Umsatz und Produktionszahlen nach Zusammenschluss

Nach dem Zusammenschluss rechnet DN Solutions mit einem konsolidierten Umsatz von rund 2 Milliarden Euro. Gemeinsam sollen beide Unternehmen künftig jährlich über 13.400 Maschinen fertigen. Die neue Größenordnung soll laut Mitteilung Skaleneffekte und eine stärkere Position im Einkauf ermöglichen.

Roadmap für die nächsten 12 bis 24 Monate

Für die nächsten 12 bis 24 Monate plant DN Solutions eine Roadmap entlang der Wertschöpfungskette. Ein Fokus liegt dabei auf der Stärkung des Umsatzwachstums von Heller – unter anderem durch die Nutzung der jeweiligen Kundenbasen. Der erste gemeinsame öffentliche Auftritt von DN Solutions und Heller ist für April 2026 angekündigt: Beide Unternehmen wollen auf der SIMTOS in Seoul erstmals gemeinsam auftreten und die Zusammenarbeit präsentieren.

Die wichtigsten Fakten zur Heller-Übernahme

Was ist der aktuelle Stand der Übernahme? DN Solutions hat die Übernahme von Heller abgeschlossen. Die Transaktion wurde von Aufsichtsbehörden in mehreren Ländern genehmigt, darunter Deutschland, die USA und Großbritannien.

Was ist das Ziel der Partnerschaft? Beide Unternehmen wollen die Markenidentität von Heller bewahren und gleichzeitig ein gemeinsames, breiteres Lösungsangebot im Werkzeugmaschinenbau aufbauen – inklusive Service und digitaler Plattformen.

Was ändert sich für Kunden und Service? Die Unternehmen stellen ein erweitertes Servicenetzwerk und maßgeschneiderte Lösungen in wichtigen Fertigungsregionen wie Europa und Nordamerika in Aussicht. Der Fokus liegt auf einer engeren Betreuung und abgestimmten Angeboten.

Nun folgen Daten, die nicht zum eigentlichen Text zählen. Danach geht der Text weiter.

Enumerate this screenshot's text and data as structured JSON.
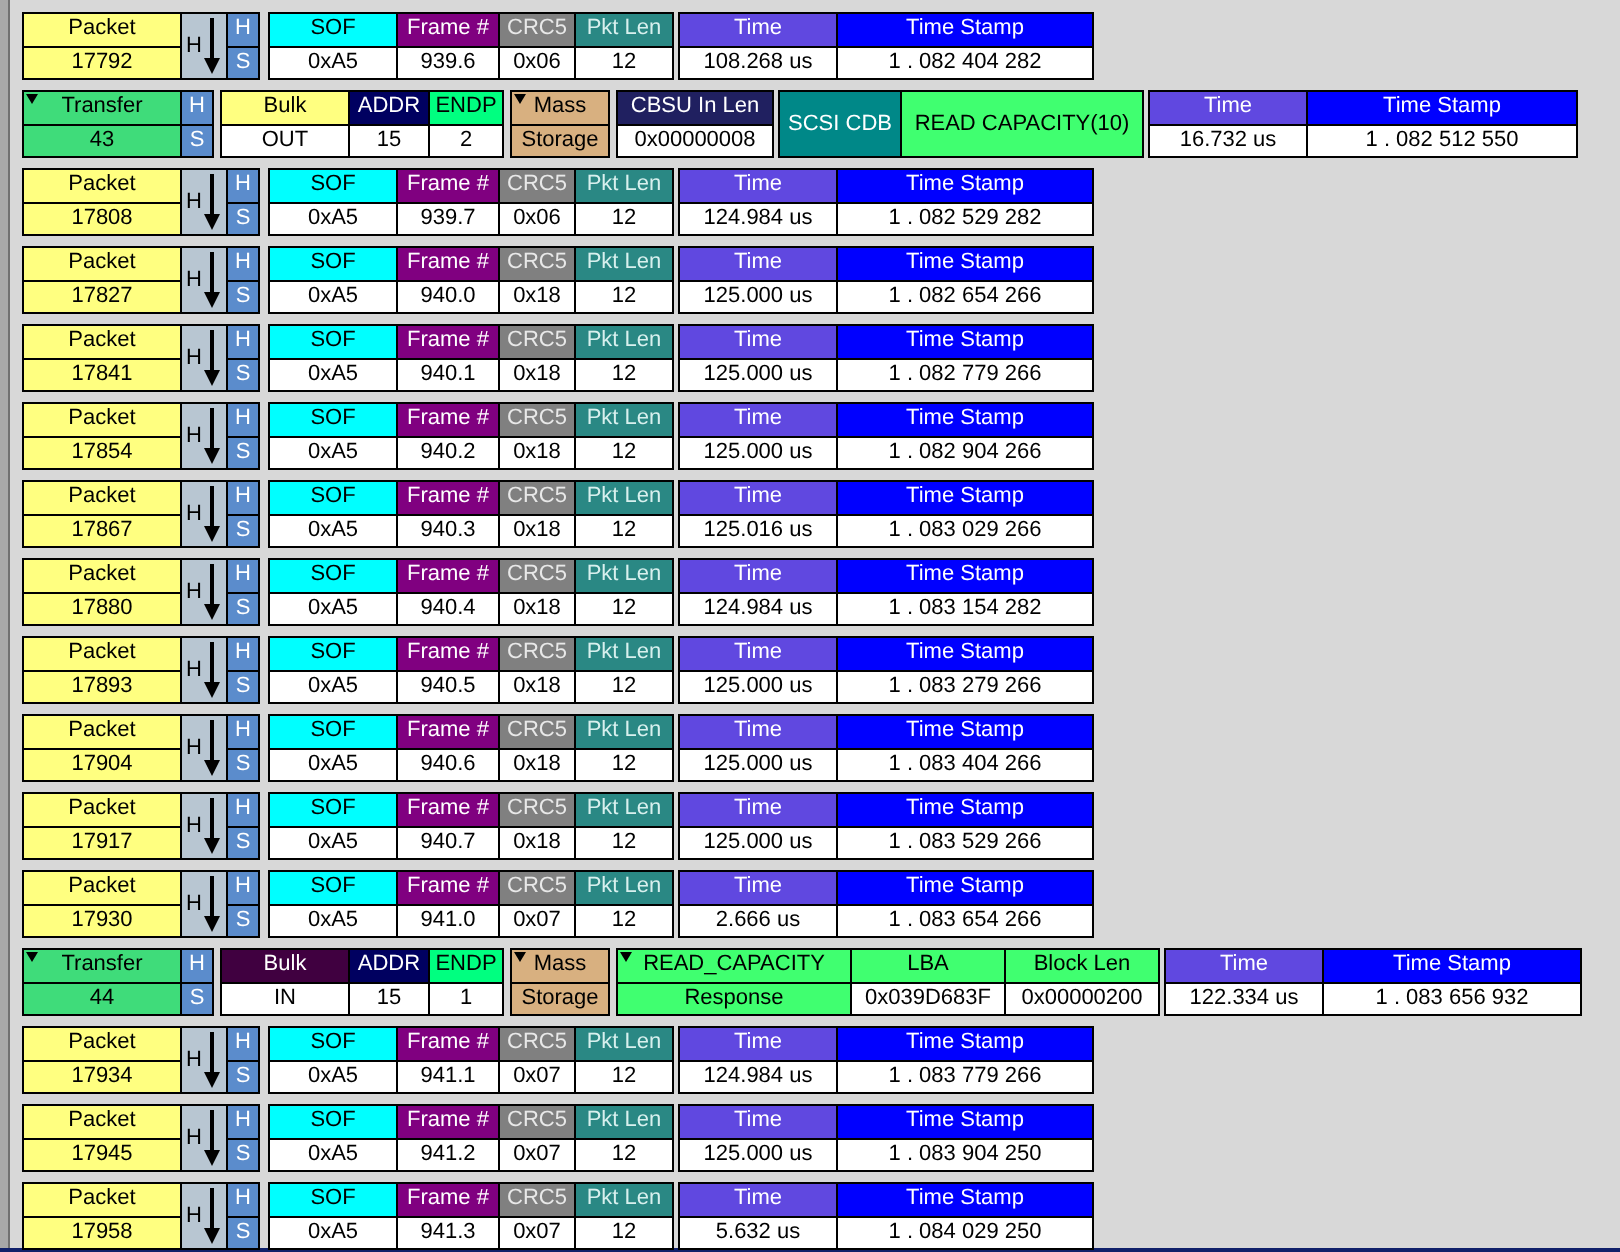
{
  "rows": [
    {
      "kind": "packet",
      "title": "Packet",
      "number": "17792",
      "arrow_label": "H",
      "speed": [
        "H",
        "S"
      ],
      "fields": [
        {
          "label": "SOF",
          "value": "0xA5"
        },
        {
          "label": "Frame #",
          "value": "939.6"
        },
        {
          "label": "CRC5",
          "value": "0x06"
        },
        {
          "label": "Pkt Len",
          "value": "12"
        }
      ],
      "time": {
        "label": "Time",
        "value": "108.268 us"
      },
      "timestamp": {
        "label": "Time Stamp",
        "value": "1 . 082 404 282"
      }
    },
    {
      "kind": "transfer",
      "title": "Transfer",
      "number": "43",
      "speed": [
        "H",
        "S"
      ],
      "incoming": false,
      "transfer": {
        "label": "Bulk",
        "value": "OUT"
      },
      "addr": {
        "label": "ADDR",
        "value": "15"
      },
      "endp": {
        "label": "ENDP",
        "value": "2"
      },
      "class": [
        "Mass",
        "Storage"
      ],
      "details": [
        {
          "kind": "field",
          "label": "CBSU In Len",
          "value": "0x00000008"
        },
        {
          "kind": "tag",
          "label": "SCSI CDB"
        },
        {
          "kind": "command",
          "label": "READ CAPACITY(10)"
        }
      ],
      "time": {
        "label": "Time",
        "value": "16.732 us"
      },
      "timestamp": {
        "label": "Time Stamp",
        "value": "1 . 082 512 550"
      }
    },
    {
      "kind": "packet",
      "title": "Packet",
      "number": "17808",
      "arrow_label": "H",
      "speed": [
        "H",
        "S"
      ],
      "fields": [
        {
          "label": "SOF",
          "value": "0xA5"
        },
        {
          "label": "Frame #",
          "value": "939.7"
        },
        {
          "label": "CRC5",
          "value": "0x06"
        },
        {
          "label": "Pkt Len",
          "value": "12"
        }
      ],
      "time": {
        "label": "Time",
        "value": "124.984 us"
      },
      "timestamp": {
        "label": "Time Stamp",
        "value": "1 . 082 529 282"
      }
    },
    {
      "kind": "packet",
      "title": "Packet",
      "number": "17827",
      "arrow_label": "H",
      "speed": [
        "H",
        "S"
      ],
      "fields": [
        {
          "label": "SOF",
          "value": "0xA5"
        },
        {
          "label": "Frame #",
          "value": "940.0"
        },
        {
          "label": "CRC5",
          "value": "0x18"
        },
        {
          "label": "Pkt Len",
          "value": "12"
        }
      ],
      "time": {
        "label": "Time",
        "value": "125.000 us"
      },
      "timestamp": {
        "label": "Time Stamp",
        "value": "1 . 082 654 266"
      }
    },
    {
      "kind": "packet",
      "title": "Packet",
      "number": "17841",
      "arrow_label": "H",
      "speed": [
        "H",
        "S"
      ],
      "fields": [
        {
          "label": "SOF",
          "value": "0xA5"
        },
        {
          "label": "Frame #",
          "value": "940.1"
        },
        {
          "label": "CRC5",
          "value": "0x18"
        },
        {
          "label": "Pkt Len",
          "value": "12"
        }
      ],
      "time": {
        "label": "Time",
        "value": "125.000 us"
      },
      "timestamp": {
        "label": "Time Stamp",
        "value": "1 . 082 779 266"
      }
    },
    {
      "kind": "packet",
      "title": "Packet",
      "number": "17854",
      "arrow_label": "H",
      "speed": [
        "H",
        "S"
      ],
      "fields": [
        {
          "label": "SOF",
          "value": "0xA5"
        },
        {
          "label": "Frame #",
          "value": "940.2"
        },
        {
          "label": "CRC5",
          "value": "0x18"
        },
        {
          "label": "Pkt Len",
          "value": "12"
        }
      ],
      "time": {
        "label": "Time",
        "value": "125.000 us"
      },
      "timestamp": {
        "label": "Time Stamp",
        "value": "1 . 082 904 266"
      }
    },
    {
      "kind": "packet",
      "title": "Packet",
      "number": "17867",
      "arrow_label": "H",
      "speed": [
        "H",
        "S"
      ],
      "fields": [
        {
          "label": "SOF",
          "value": "0xA5"
        },
        {
          "label": "Frame #",
          "value": "940.3"
        },
        {
          "label": "CRC5",
          "value": "0x18"
        },
        {
          "label": "Pkt Len",
          "value": "12"
        }
      ],
      "time": {
        "label": "Time",
        "value": "125.016 us"
      },
      "timestamp": {
        "label": "Time Stamp",
        "value": "1 . 083 029 266"
      }
    },
    {
      "kind": "packet",
      "title": "Packet",
      "number": "17880",
      "arrow_label": "H",
      "speed": [
        "H",
        "S"
      ],
      "fields": [
        {
          "label": "SOF",
          "value": "0xA5"
        },
        {
          "label": "Frame #",
          "value": "940.4"
        },
        {
          "label": "CRC5",
          "value": "0x18"
        },
        {
          "label": "Pkt Len",
          "value": "12"
        }
      ],
      "time": {
        "label": "Time",
        "value": "124.984 us"
      },
      "timestamp": {
        "label": "Time Stamp",
        "value": "1 . 083 154 282"
      }
    },
    {
      "kind": "packet",
      "title": "Packet",
      "number": "17893",
      "arrow_label": "H",
      "speed": [
        "H",
        "S"
      ],
      "fields": [
        {
          "label": "SOF",
          "value": "0xA5"
        },
        {
          "label": "Frame #",
          "value": "940.5"
        },
        {
          "label": "CRC5",
          "value": "0x18"
        },
        {
          "label": "Pkt Len",
          "value": "12"
        }
      ],
      "time": {
        "label": "Time",
        "value": "125.000 us"
      },
      "timestamp": {
        "label": "Time Stamp",
        "value": "1 . 083 279 266"
      }
    },
    {
      "kind": "packet",
      "title": "Packet",
      "number": "17904",
      "arrow_label": "H",
      "speed": [
        "H",
        "S"
      ],
      "fields": [
        {
          "label": "SOF",
          "value": "0xA5"
        },
        {
          "label": "Frame #",
          "value": "940.6"
        },
        {
          "label": "CRC5",
          "value": "0x18"
        },
        {
          "label": "Pkt Len",
          "value": "12"
        }
      ],
      "time": {
        "label": "Time",
        "value": "125.000 us"
      },
      "timestamp": {
        "label": "Time Stamp",
        "value": "1 . 083 404 266"
      }
    },
    {
      "kind": "packet",
      "title": "Packet",
      "number": "17917",
      "arrow_label": "H",
      "speed": [
        "H",
        "S"
      ],
      "fields": [
        {
          "label": "SOF",
          "value": "0xA5"
        },
        {
          "label": "Frame #",
          "value": "940.7"
        },
        {
          "label": "CRC5",
          "value": "0x18"
        },
        {
          "label": "Pkt Len",
          "value": "12"
        }
      ],
      "time": {
        "label": "Time",
        "value": "125.000 us"
      },
      "timestamp": {
        "label": "Time Stamp",
        "value": "1 . 083 529 266"
      }
    },
    {
      "kind": "packet",
      "title": "Packet",
      "number": "17930",
      "arrow_label": "H",
      "speed": [
        "H",
        "S"
      ],
      "fields": [
        {
          "label": "SOF",
          "value": "0xA5"
        },
        {
          "label": "Frame #",
          "value": "941.0"
        },
        {
          "label": "CRC5",
          "value": "0x07"
        },
        {
          "label": "Pkt Len",
          "value": "12"
        }
      ],
      "time": {
        "label": "Time",
        "value": "2.666 us"
      },
      "timestamp": {
        "label": "Time Stamp",
        "value": "1 . 083 654 266"
      }
    },
    {
      "kind": "transfer",
      "title": "Transfer",
      "number": "44",
      "speed": [
        "H",
        "S"
      ],
      "incoming": true,
      "transfer": {
        "label": "Bulk",
        "value": "IN"
      },
      "addr": {
        "label": "ADDR",
        "value": "15"
      },
      "endp": {
        "label": "ENDP",
        "value": "1"
      },
      "class": [
        "Mass",
        "Storage"
      ],
      "details": [
        {
          "kind": "response",
          "label": "READ_CAPACITY",
          "value": "Response"
        },
        {
          "kind": "decode",
          "label": "LBA",
          "value": "0x039D683F"
        },
        {
          "kind": "decode",
          "label": "Block Len",
          "value": "0x00000200"
        }
      ],
      "time": {
        "label": "Time",
        "value": "122.334 us"
      },
      "timestamp": {
        "label": "Time Stamp",
        "value": "1 . 083 656 932"
      }
    },
    {
      "kind": "packet",
      "title": "Packet",
      "number": "17934",
      "arrow_label": "H",
      "speed": [
        "H",
        "S"
      ],
      "fields": [
        {
          "label": "SOF",
          "value": "0xA5"
        },
        {
          "label": "Frame #",
          "value": "941.1"
        },
        {
          "label": "CRC5",
          "value": "0x07"
        },
        {
          "label": "Pkt Len",
          "value": "12"
        }
      ],
      "time": {
        "label": "Time",
        "value": "124.984 us"
      },
      "timestamp": {
        "label": "Time Stamp",
        "value": "1 . 083 779 266"
      }
    },
    {
      "kind": "packet",
      "title": "Packet",
      "number": "17945",
      "arrow_label": "H",
      "speed": [
        "H",
        "S"
      ],
      "fields": [
        {
          "label": "SOF",
          "value": "0xA5"
        },
        {
          "label": "Frame #",
          "value": "941.2"
        },
        {
          "label": "CRC5",
          "value": "0x07"
        },
        {
          "label": "Pkt Len",
          "value": "12"
        }
      ],
      "time": {
        "label": "Time",
        "value": "125.000 us"
      },
      "timestamp": {
        "label": "Time Stamp",
        "value": "1 . 083 904 250"
      }
    },
    {
      "kind": "packet",
      "title": "Packet",
      "number": "17958",
      "arrow_label": "H",
      "speed": [
        "H",
        "S"
      ],
      "fields": [
        {
          "label": "SOF",
          "value": "0xA5"
        },
        {
          "label": "Frame #",
          "value": "941.3"
        },
        {
          "label": "CRC5",
          "value": "0x07"
        },
        {
          "label": "Pkt Len",
          "value": "12"
        }
      ],
      "time": {
        "label": "Time",
        "value": "5.632 us"
      },
      "timestamp": {
        "label": "Time Stamp",
        "value": "1 . 084 029 250"
      }
    }
  ]
}
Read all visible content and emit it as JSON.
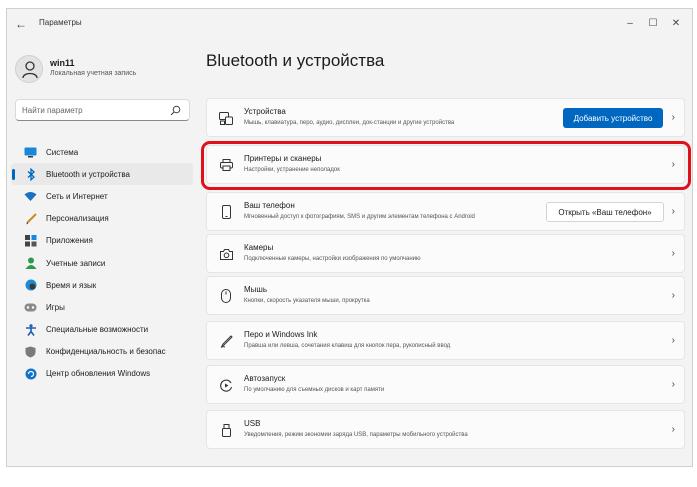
{
  "window": {
    "title": "Параметры",
    "back_icon": "back-arrow-icon",
    "controls": {
      "minimize": "–",
      "maximize": "☐",
      "close": "✕"
    }
  },
  "profile": {
    "name": "win11",
    "subtitle": "Локальная учетная запись"
  },
  "search": {
    "placeholder": "Найти параметр",
    "value": ""
  },
  "nav": {
    "items": [
      {
        "label": "Система",
        "icon": "monitor-icon",
        "active": false
      },
      {
        "label": "Bluetooth и устройства",
        "icon": "bluetooth-icon",
        "active": true
      },
      {
        "label": "Сеть и Интернет",
        "icon": "wifi-icon",
        "active": false
      },
      {
        "label": "Персонализация",
        "icon": "brush-icon",
        "active": false
      },
      {
        "label": "Приложения",
        "icon": "apps-icon",
        "active": false
      },
      {
        "label": "Учетные записи",
        "icon": "person-icon",
        "active": false
      },
      {
        "label": "Время и язык",
        "icon": "globe-clock-icon",
        "active": false
      },
      {
        "label": "Игры",
        "icon": "gamepad-icon",
        "active": false
      },
      {
        "label": "Специальные возможности",
        "icon": "accessibility-icon",
        "active": false
      },
      {
        "label": "Конфиденциальность и безопас",
        "icon": "shield-icon",
        "active": false
      },
      {
        "label": "Центр обновления Windows",
        "icon": "update-icon",
        "active": false
      }
    ]
  },
  "main": {
    "title": "Bluetooth и устройства",
    "cards": [
      {
        "title": "Устройства",
        "desc": "Мышь, клавиатура, перо, аудио, дисплеи, док-станции и другие устройства",
        "icon": "devices-icon",
        "button": "Добавить устройство"
      },
      {
        "title": "Принтеры и сканеры",
        "desc": "Настройки, устранение неполадок",
        "icon": "printer-icon"
      },
      {
        "title": "Ваш телефон",
        "desc": "Мгновенный доступ к фотографиям, SMS и другим элементам телефона с Android",
        "icon": "phone-icon",
        "button": "Открыть «Ваш телефон»"
      },
      {
        "title": "Камеры",
        "desc": "Подключенные камеры, настройки изображения по умолчанию",
        "icon": "camera-icon"
      },
      {
        "title": "Мышь",
        "desc": "Кнопки, скорость указателя мыши, прокрутка",
        "icon": "mouse-icon"
      },
      {
        "title": "Перо и Windows Ink",
        "desc": "Правша или левша, сочетания клавиш для кнопок пера, рукописный ввод",
        "icon": "pen-icon"
      },
      {
        "title": "Автозапуск",
        "desc": "По умолчанию для съемных дисков и карт памяти",
        "icon": "autoplay-icon"
      },
      {
        "title": "USB",
        "desc": "Уведомления, режим экономии заряда USB, параметры мобильного устройства",
        "icon": "usb-icon"
      }
    ],
    "chevron": "›"
  },
  "colors": {
    "accent": "#0067c0",
    "highlight": "#e0101a",
    "background": "#f3f3f3",
    "card": "#fbfbfb"
  }
}
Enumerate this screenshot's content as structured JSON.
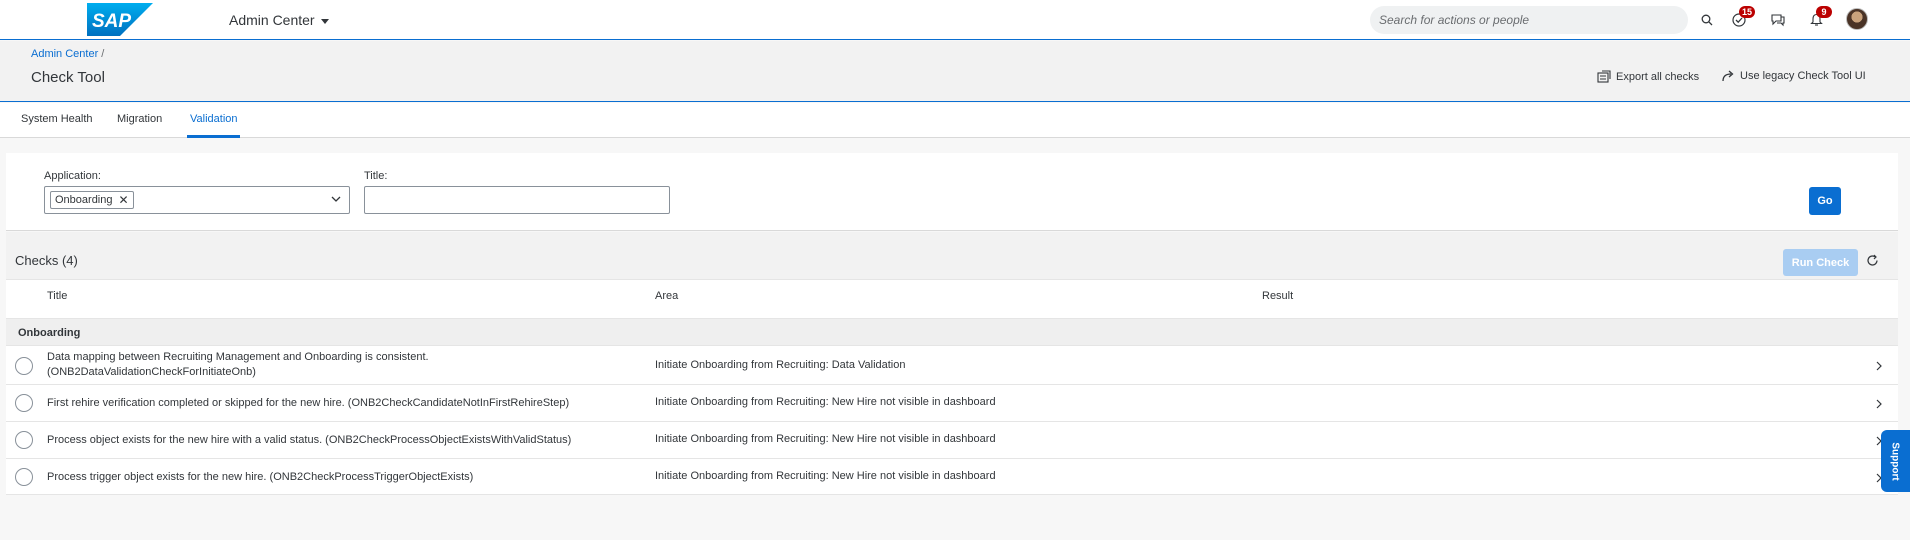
{
  "shell": {
    "logo_text": "SAP",
    "app_title": "Admin Center",
    "search_placeholder": "Search for actions or people",
    "todo_badge": "15",
    "notifications_badge": "9",
    "brand_color": "#0a6ed1"
  },
  "page": {
    "breadcrumb": "Admin Center",
    "breadcrumb_sep": "/",
    "title": "Check Tool",
    "actions": {
      "export": "Export all checks",
      "legacy": "Use legacy Check Tool UI"
    }
  },
  "tabs": [
    {
      "label": "System Health",
      "active": false
    },
    {
      "label": "Migration",
      "active": false
    },
    {
      "label": "Validation",
      "active": true
    }
  ],
  "filter": {
    "application_label": "Application:",
    "application_token": "Onboarding",
    "title_label": "Title:",
    "title_value": "",
    "go_label": "Go"
  },
  "checks": {
    "title": "Checks (4)",
    "run_label": "Run Check",
    "columns": [
      "Title",
      "Area",
      "Result"
    ],
    "group": "Onboarding",
    "rows": [
      {
        "title_line1": "Data mapping between Recruiting Management and Onboarding is consistent.",
        "title_line2": "(ONB2DataValidationCheckForInitiateOnb)",
        "area": "Initiate Onboarding from Recruiting: Data Validation",
        "result": ""
      },
      {
        "title_line1": "First rehire verification completed or skipped for the new hire. (ONB2CheckCandidateNotInFirstRehireStep)",
        "title_line2": "",
        "area": "Initiate Onboarding from Recruiting: New Hire not visible in dashboard",
        "result": ""
      },
      {
        "title_line1": "Process object exists for the new hire with a valid status. (ONB2CheckProcessObjectExistsWithValidStatus)",
        "title_line2": "",
        "area": "Initiate Onboarding from Recruiting: New Hire not visible in dashboard",
        "result": ""
      },
      {
        "title_line1": "Process trigger object exists for the new hire. (ONB2CheckProcessTriggerObjectExists)",
        "title_line2": "",
        "area": "Initiate Onboarding from Recruiting: New Hire not visible in dashboard",
        "result": ""
      }
    ]
  },
  "support_label": "Support"
}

Welche Kennzahlen nennt DN Solutions nach dem Zusammenschluss? Der konsolidierte Umsatz soll sich laut Mitteilung auf rund 2 Milliarden Euro erhöhen. Gemeinsam fertigen beide Unternehmen demnach über 13.400 Maschinen pro Jahr.

Wie läuft die Integration weiter – und wann treten beide erstmals gemeinsam auf? DN Solutions plant eine schrittweise Integration über die nächsten 12 bis 24 Monate. Der erste gemeinsame öffentliche Auftritt ist für April 2026 auf der SIMTOS in Seoul angekündigt.